Synchronized by social media

Whether it is commercial or social – human activity contains patterns and moments of synchronicity. With social media outlets like Twitter becoming so popular in recent years, it has provided an unprecedented volume of data on the daily activities of humans all over the world.

Observing this activity on the scale of a city, a continent, or the globe reveals the patterns. In a paper published by the Journal of the Royal Society Interface, researchers at the New England Complex Systems Institute (NECSI) have observed a new pattern of synchronized activity: a simultaneous peak of Twitter activity stretching across half the planet, from Europe and Africa to Asia and Oceania.

Everyone has their daily routine, which for many people now includes tweeting. NECSI researchers observed over 500 million tweets to obtain the aggregate synchronizations created by everyone’s routine.

When viewing the tweets of a single city, human activity resembles a heart beat: a strong peak of activity coinciding with movement contracting into the city center for the work day, followed by a secondary peak of activity representing after work social and commercial activity, and ending in a period of low activity and dispersal away from the city center as people return to homes to sleep.

As NECSI watched this daily pattern over the course of the year, they found it had more to do with the demands of work schedules than the natural cycles of night and day, changing little in comparison to the shortening and lengthening days of the year.

Social networking diagram across the world.

Using tweets, NECSI took the pulse of 52 metropolitan areas all over the world. While the heart beat pattern was observed in each city, some locations had denser or more disperse work and home neighborhoods. The relevant size and timing of peaks of activity also varied.

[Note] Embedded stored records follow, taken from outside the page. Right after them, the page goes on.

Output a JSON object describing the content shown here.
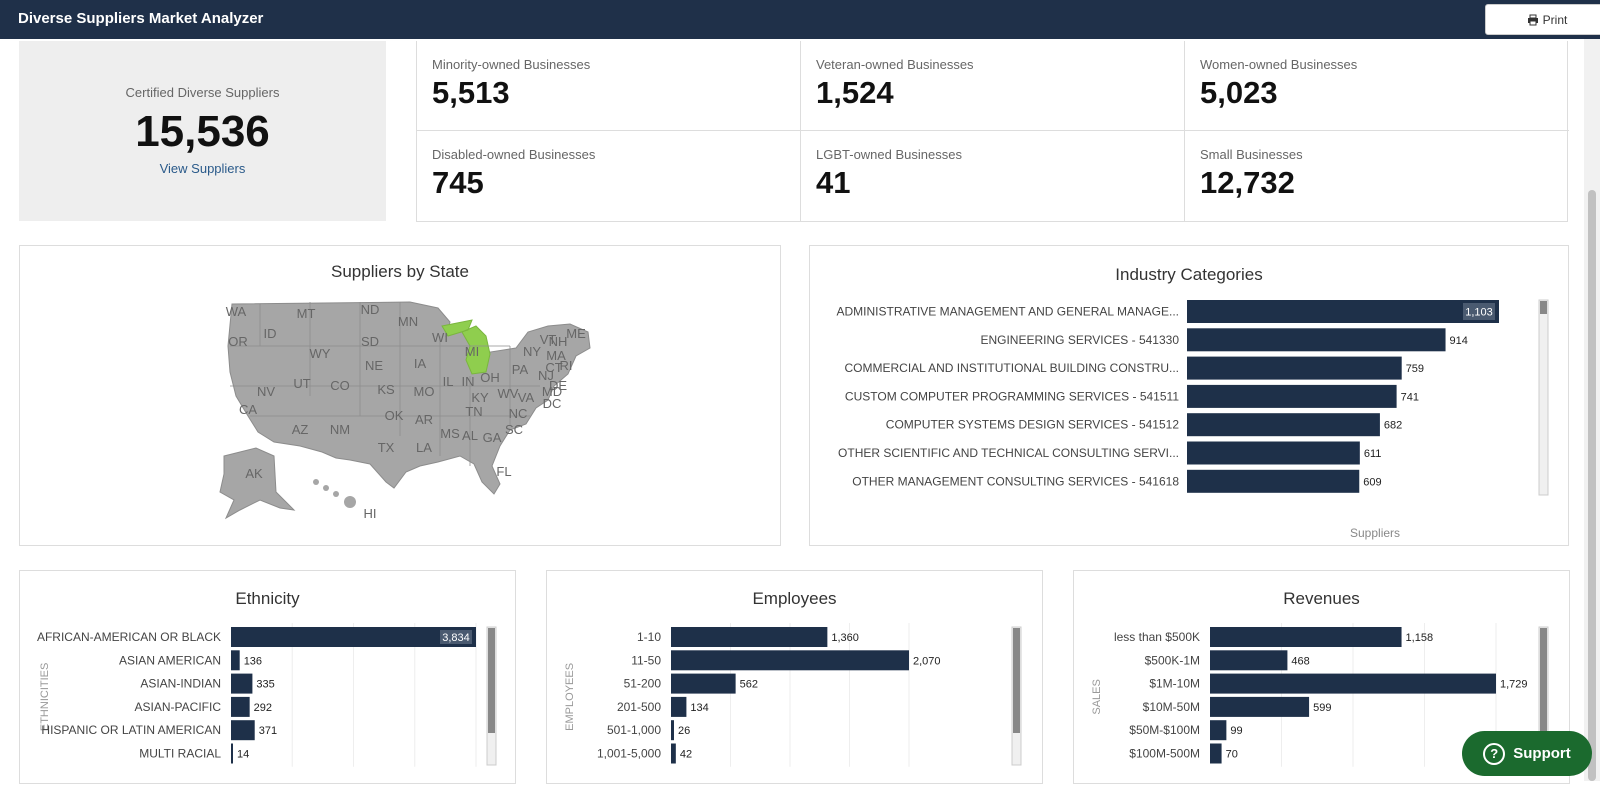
{
  "header": {
    "title": "Diverse Suppliers Market Analyzer",
    "print_label": "Print"
  },
  "certified": {
    "label": "Certified Diverse Suppliers",
    "value": "15,536",
    "link": "View Suppliers"
  },
  "stats": [
    {
      "label": "Minority-owned Businesses",
      "value": "5,513"
    },
    {
      "label": "Veteran-owned Businesses",
      "value": "1,524"
    },
    {
      "label": "Women-owned Businesses",
      "value": "5,023"
    },
    {
      "label": "Disabled-owned Businesses",
      "value": "745"
    },
    {
      "label": "LGBT-owned Businesses",
      "value": "41"
    },
    {
      "label": "Small Businesses",
      "value": "12,732"
    }
  ],
  "map": {
    "title": "Suppliers by State",
    "state_labels": [
      "WA",
      "MT",
      "ND",
      "MN",
      "ID",
      "OR",
      "SD",
      "WI",
      "MI",
      "NY",
      "VT",
      "NH",
      "ME",
      "MA",
      "WY",
      "NE",
      "IA",
      "PA",
      "RI",
      "CT",
      "NJ",
      "DE",
      "MD",
      "DC",
      "NV",
      "UT",
      "CO",
      "KS",
      "MO",
      "IL",
      "IN",
      "OH",
      "WV",
      "VA",
      "KY",
      "CA",
      "OK",
      "AR",
      "TN",
      "NC",
      "AZ",
      "NM",
      "TX",
      "LA",
      "MS",
      "AL",
      "GA",
      "SC",
      "FL",
      "AK",
      "HI"
    ],
    "highlighted_state": "MI",
    "highlight_color": "#8fce4e",
    "base_color": "#a6a6a6"
  },
  "chart_data": [
    {
      "type": "bar",
      "title": "Industry Categories",
      "xlabel": "Suppliers",
      "categories": [
        "ADMINISTRATIVE MANAGEMENT AND GENERAL MANAGE...",
        "ENGINEERING SERVICES - 541330",
        "COMMERCIAL AND INSTITUTIONAL BUILDING CONSTRU...",
        "CUSTOM COMPUTER PROGRAMMING SERVICES - 541511",
        "COMPUTER SYSTEMS DESIGN SERVICES - 541512",
        "OTHER SCIENTIFIC AND TECHNICAL CONSULTING SERVI...",
        "OTHER MANAGEMENT CONSULTING SERVICES - 541618"
      ],
      "values": [
        1103,
        914,
        759,
        741,
        682,
        611,
        609
      ],
      "value_labels": [
        "1,103",
        "914",
        "759",
        "741",
        "682",
        "611",
        "609"
      ],
      "color": "#1e3049"
    },
    {
      "type": "bar",
      "title": "Ethnicity",
      "ylabel": "ETHNICITIES",
      "categories": [
        "AFRICAN-AMERICAN OR BLACK",
        "ASIAN AMERICAN",
        "ASIAN-INDIAN",
        "ASIAN-PACIFIC",
        "HISPANIC OR LATIN AMERICAN",
        "MULTI RACIAL"
      ],
      "values": [
        3834,
        136,
        335,
        292,
        371,
        14
      ],
      "value_labels": [
        "3,834",
        "136",
        "335",
        "292",
        "371",
        "14"
      ],
      "color": "#1e3049"
    },
    {
      "type": "bar",
      "title": "Employees",
      "ylabel": "EMPLOYEES",
      "categories": [
        "1-10",
        "11-50",
        "51-200",
        "201-500",
        "501-1,000",
        "1,001-5,000"
      ],
      "values": [
        1360,
        2070,
        562,
        134,
        26,
        42
      ],
      "value_labels": [
        "1,360",
        "2,070",
        "562",
        "134",
        "26",
        "42"
      ],
      "color": "#1e3049"
    },
    {
      "type": "bar",
      "title": "Revenues",
      "ylabel": "SALES",
      "categories": [
        "less than $500K",
        "$500K-1M",
        "$1M-10M",
        "$10M-50M",
        "$50M-$100M",
        "$100M-500M"
      ],
      "values": [
        1158,
        468,
        1729,
        599,
        99,
        70
      ],
      "value_labels": [
        "1,158",
        "468",
        "1,729",
        "599",
        "99",
        "70"
      ],
      "color": "#1e3049"
    }
  ],
  "support": {
    "label": "Support",
    "icon": "?"
  }
}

Perhaps not surprisingly, cities in the same longitude and timezone tend to have similar patterns. However, NECSI observed a new pattern of synchronized activity falling across longitudes 0 to 180: Europe’s morning peak of Twitter activity coincides with Asia’s large peak of afternoon activity.

Global patterns of human activity, as observed by NECSI through tweets, have synchronized across the entire Eurasian landmass. This pattern is formed of commercial as well as social behavior. It represents a global interchange of ideas and information, a new level of interconnectedness in our increasingly complex world.